Non pas que 27% ne constitue pas un score important, celui-ci ponctuant même une progression constante de la catégorie. Mais ce n’est pas non plus comme si le gouvernement du pays laissait faire le marché, ou que les importantes remises consenties sur les VE en raison des stocks dus à leur mévente elle-même consécutive à une importante surproduction n’y aient pas contribué. 

Dans le même ordre d’idée, je ne résiste pas au plaisir de mentionner la publication circulant sur les réseaux sociaux, indiquant que la Chine "possède 70% de voitures électriques sur la route de plus que l’Union Européenne et les Etats-Unis réunis". Certes, la progression sur 10 ans est loin d’être négligeable, puisqu’il est tout de même question de 21,8 millions de véhicules en 2023 à comparer aux 85.000 unités recensées en 2014. Mais rappelons aussi que ce total représente moins de 7% de la flotte totale chinoise comptant plus de 336 millions de voitures. 

Ce genre de tour de passe-passe est devenu monnaie courante, qu’il s’agisse de sommer véhicules hybrides et 100% électriques, de jouer sur les progressions de volumes ou les volumes eux-mêmes sans tenir compte des variations du marché, ou encore de s’appuyer sur les scores -certes réels- de la voiture la plus vendue au monde, mais dans un contexte de forte concentration de l’offre et d’un marché dominé par une marque.
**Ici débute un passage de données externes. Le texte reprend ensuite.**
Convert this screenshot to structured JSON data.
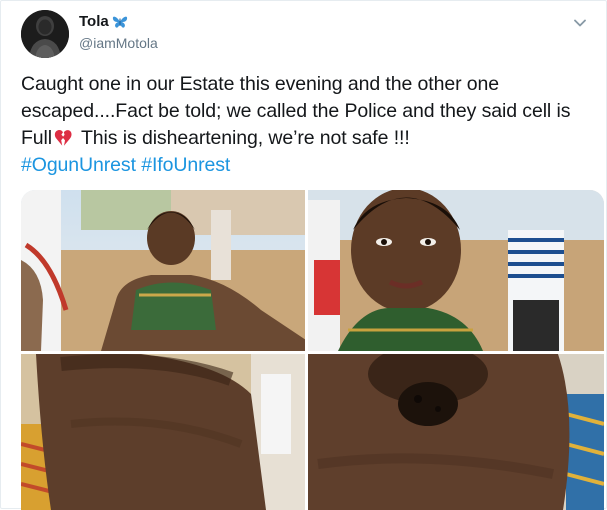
{
  "tweet": {
    "author": {
      "display_name": "Tola",
      "badge_icon": "butterfly-icon",
      "handle": "@iamMotola"
    },
    "menu_icon": "chevron-down-icon",
    "text_part1": "Caught one in our Estate this evening and the other one escaped....Fact be told; we called the Police and they said cell is Full",
    "emoji": "broken-heart-icon",
    "text_part2": " This is disheartening, we’re not safe !!!",
    "hashtags": [
      "#OgunUnrest",
      "#IfoUnrest"
    ],
    "media": [
      {
        "name": "photo-1",
        "icon": "photo-icon"
      },
      {
        "name": "photo-2",
        "icon": "photo-icon"
      },
      {
        "name": "photo-3",
        "icon": "photo-icon"
      },
      {
        "name": "photo-4",
        "icon": "photo-icon"
      }
    ],
    "colors": {
      "link": "#1b95e0",
      "text": "#14171a",
      "secondary": "#657786",
      "heart": "#e0245e"
    }
  }
}
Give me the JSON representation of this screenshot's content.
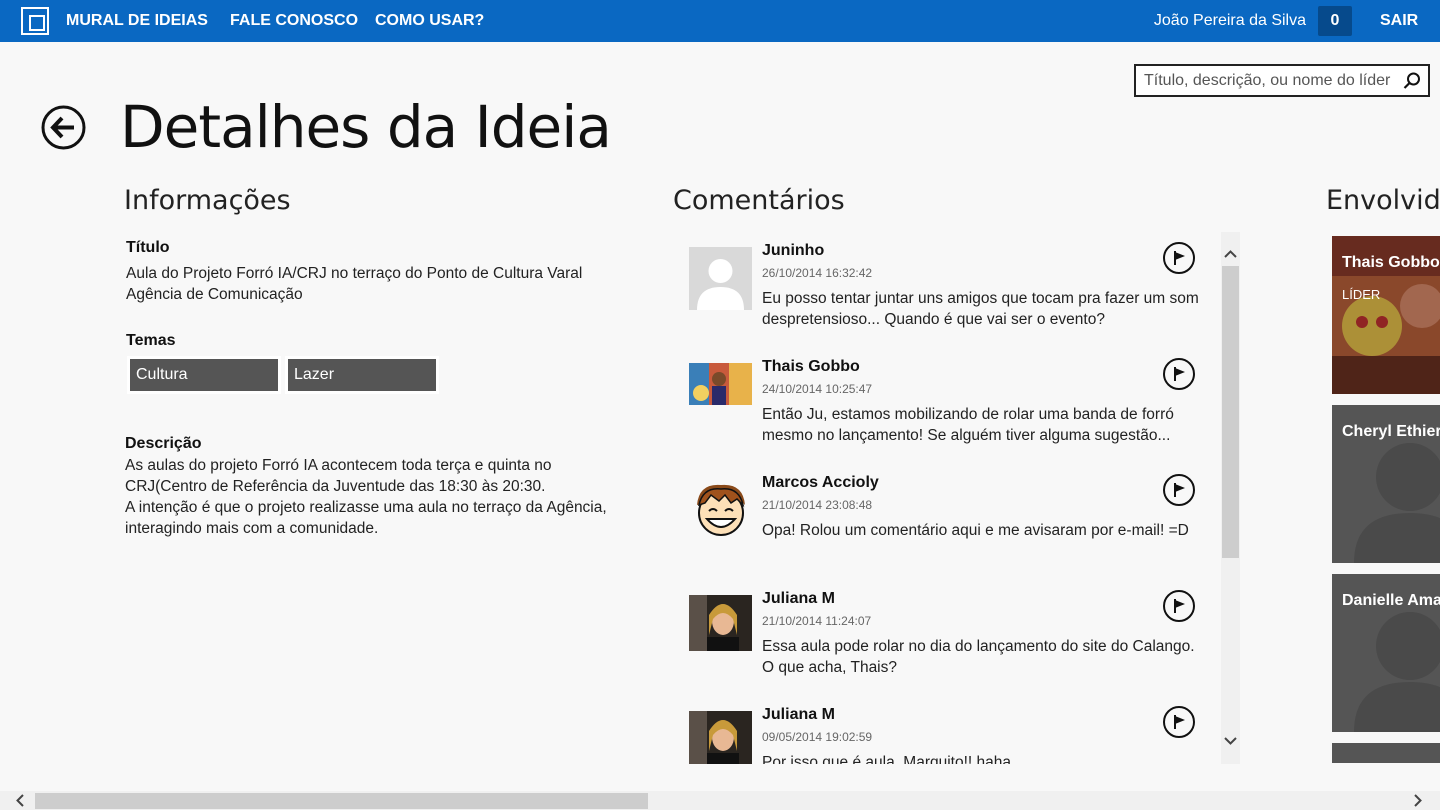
{
  "topbar": {
    "nav": [
      "MURAL DE IDEIAS",
      "FALE CONOSCO",
      "COMO USAR?"
    ],
    "user_name": "João Pereira da Silva",
    "notification_count": "0",
    "logout_label": "SAIR"
  },
  "search": {
    "placeholder": "Título, descrição, ou nome do líder"
  },
  "page": {
    "title": "Detalhes da Ideia"
  },
  "info": {
    "heading": "Informações",
    "title_label": "Título",
    "title_value": "Aula do Projeto Forró IA/CRJ no terraço do Ponto de Cultura Varal Agência de Comunicação",
    "themes_label": "Temas",
    "themes": [
      "Cultura",
      "Lazer"
    ],
    "description_label": "Descrição",
    "description_lines": [
      "As aulas do projeto Forró IA acontecem toda terça e quinta no",
      "CRJ(Centro de Referência da Juventude das 18:30 às 20:30.",
      "A intenção é que o projeto realizasse uma aula no terraço da Agência,",
      "interagindo mais com a comunidade."
    ]
  },
  "comments": {
    "heading": "Comentários",
    "items": [
      {
        "author": "Juninho",
        "date": "26/10/2014 16:32:42",
        "text": "Eu posso tentar juntar uns amigos que tocam pra fazer um som despretensioso... Quando é que vai ser o evento?",
        "avatar": "default-avatar"
      },
      {
        "author": "Thais Gobbo",
        "date": "24/10/2014 10:25:47",
        "text": "Então Ju, estamos mobilizando de rolar uma banda de forró mesmo no lançamento! Se alguém tiver alguma sugestão...",
        "avatar": "photo-avatar"
      },
      {
        "author": "Marcos Accioly",
        "date": "21/10/2014 23:08:48",
        "text": "Opa! Rolou um comentário aqui e me avisaram por e-mail! =D",
        "avatar": "cartoon-avatar"
      },
      {
        "author": "Juliana M",
        "date": "21/10/2014 11:24:07",
        "text": "Essa aula pode rolar no dia do lançamento do site do Calango. O que acha, Thais?",
        "avatar": "photo-avatar"
      },
      {
        "author": "Juliana M",
        "date": "09/05/2014 19:02:59",
        "text": "Por isso que é aula, Marquito!! haha",
        "avatar": "photo-avatar"
      }
    ]
  },
  "involved": {
    "heading": "Envolvidos",
    "people": [
      {
        "name": "Thais Gobbo",
        "role": "LÍDER"
      },
      {
        "name": "Cheryl Ethier",
        "role": ""
      },
      {
        "name": "Danielle Amar",
        "role": ""
      },
      {
        "name": "",
        "role": ""
      }
    ]
  },
  "colors": {
    "topbar": "#0a68c2",
    "tag": "#555555",
    "tile": "#555555"
  }
}
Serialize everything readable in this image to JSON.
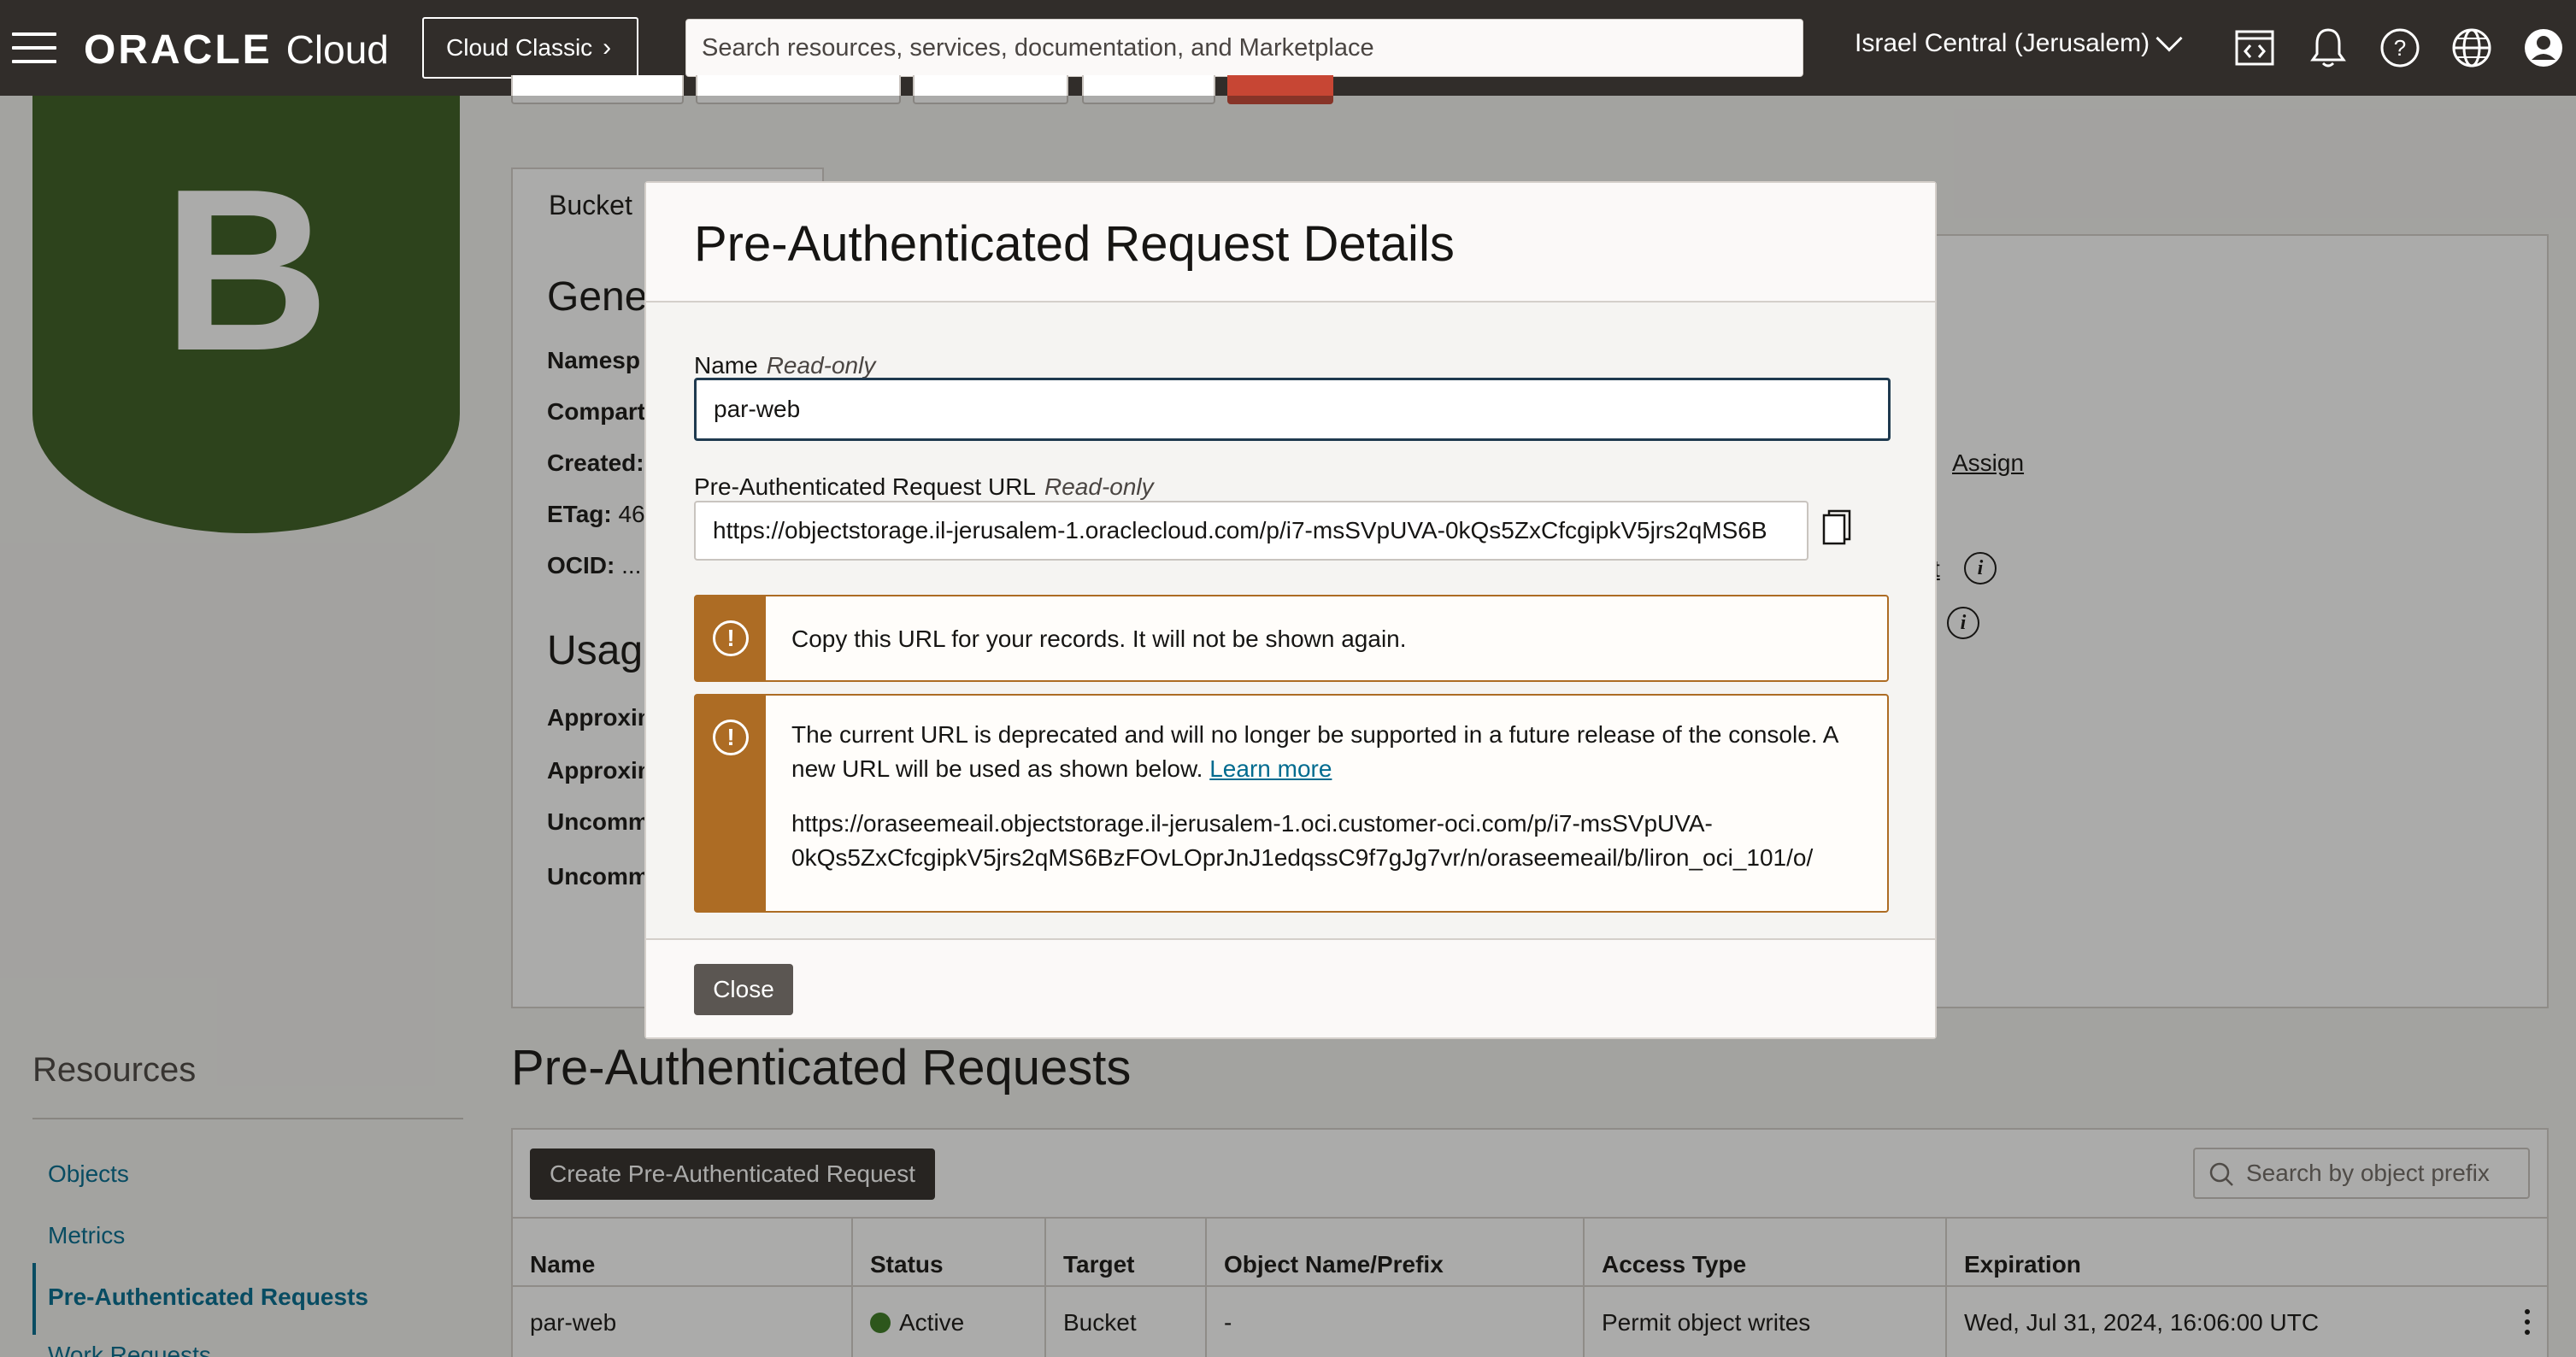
{
  "header": {
    "brand_oracle": "ORACLE",
    "brand_cloud": "Cloud",
    "classic_button": "Cloud Classic",
    "search_placeholder": "Search resources, services, documentation, and Marketplace",
    "region": "Israel Central (Jerusalem)",
    "icons": [
      "code-editor-icon",
      "bell-icon",
      "help-icon",
      "globe-icon",
      "profile-icon"
    ]
  },
  "bucket": {
    "logo_letter": "B",
    "tab_label": "Bucket",
    "general_heading": "Gene",
    "usage_heading": "Usag",
    "fields": [
      {
        "label": "Namesp",
        "value": ""
      },
      {
        "label": "Compart",
        "value": ""
      },
      {
        "label": "Created:",
        "value": ""
      },
      {
        "label": "ETag:",
        "value": " 46"
      },
      {
        "label": "OCID:",
        "value": " ..."
      }
    ],
    "usage_fields": [
      "Approxim",
      "Approxim",
      "Uncomm",
      "Uncomm"
    ],
    "assign_link": "Assign",
    "link_fragment": "t"
  },
  "resources": {
    "title": "Resources",
    "items": [
      {
        "label": "Objects"
      },
      {
        "label": "Metrics"
      },
      {
        "label": "Pre-Authenticated Requests"
      },
      {
        "label": "Work Requests"
      }
    ]
  },
  "par_section": {
    "heading": "Pre-Authenticated Requests",
    "create_button": "Create Pre-Authenticated Request",
    "search_placeholder": "Search by object prefix",
    "columns": [
      "Name",
      "Status",
      "Target",
      "Object Name/Prefix",
      "Access Type",
      "Expiration"
    ],
    "rows": [
      {
        "name": "par-web",
        "status": "Active",
        "target": "Bucket",
        "object_prefix": "-",
        "access_type": "Permit object writes",
        "expiration": "Wed, Jul 31, 2024, 16:06:00 UTC"
      }
    ]
  },
  "modal": {
    "title": "Pre-Authenticated Request Details",
    "name_label": "Name",
    "readonly_tag": "Read-only",
    "name_value": "par-web",
    "url_label": "Pre-Authenticated Request URL",
    "url_value": "https://objectstorage.il-jerusalem-1.oraclecloud.com/p/i7-msSVpUVA-0kQs5ZxCfcgipkV5jrs2qMS6B",
    "notice1": "Copy this URL for your records. It will not be shown again.",
    "notice2_line1": "The current URL is deprecated and will no longer be supported in a future release of the console. A",
    "notice2_line2": "new URL will be used as shown below.",
    "learn_more": "Learn more",
    "new_url_line1": "https://oraseemeail.objectstorage.il-jerusalem-1.oci.customer-oci.com/p/i7-msSVpUVA-",
    "new_url_line2": "0kQs5ZxCfcgipkV5jrs2qMS6BzFOvLOprJnJ1edqssC9f7gJg7vr/n/oraseemeail/b/liron_oci_101/o/",
    "close_button": "Close"
  }
}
Ce n’est d’ailleurs plus tout à fait vrai aujourd’hui, même si on ne peut que s’incliner devant la performance de Tesla, qui constitue un cas unique dans l’histoire de l’automobile. 

A ceux qui souhaitent comprendre le statut réel de l’électrification des marchés automobiles, je donnerais volontiers un truc, même s’il ne faut pas s’attendre à je ne sais quelle formule magique de ma part, tant celui-ci relève de l’évidence. Suivez la part de marché des véhicules électriques à batterie (VEB) par rapport aux ventes de véhicules neufs. Et s’agissant de l’Union européenne, force est de constater qu’en la matière, les nouvelles ne sont pas particulièrement bonnes, puisque celle-ci atteint très exactement 12,5% au cumul de l’année, en net recul par rapport aux 14,6% de l’année 2023.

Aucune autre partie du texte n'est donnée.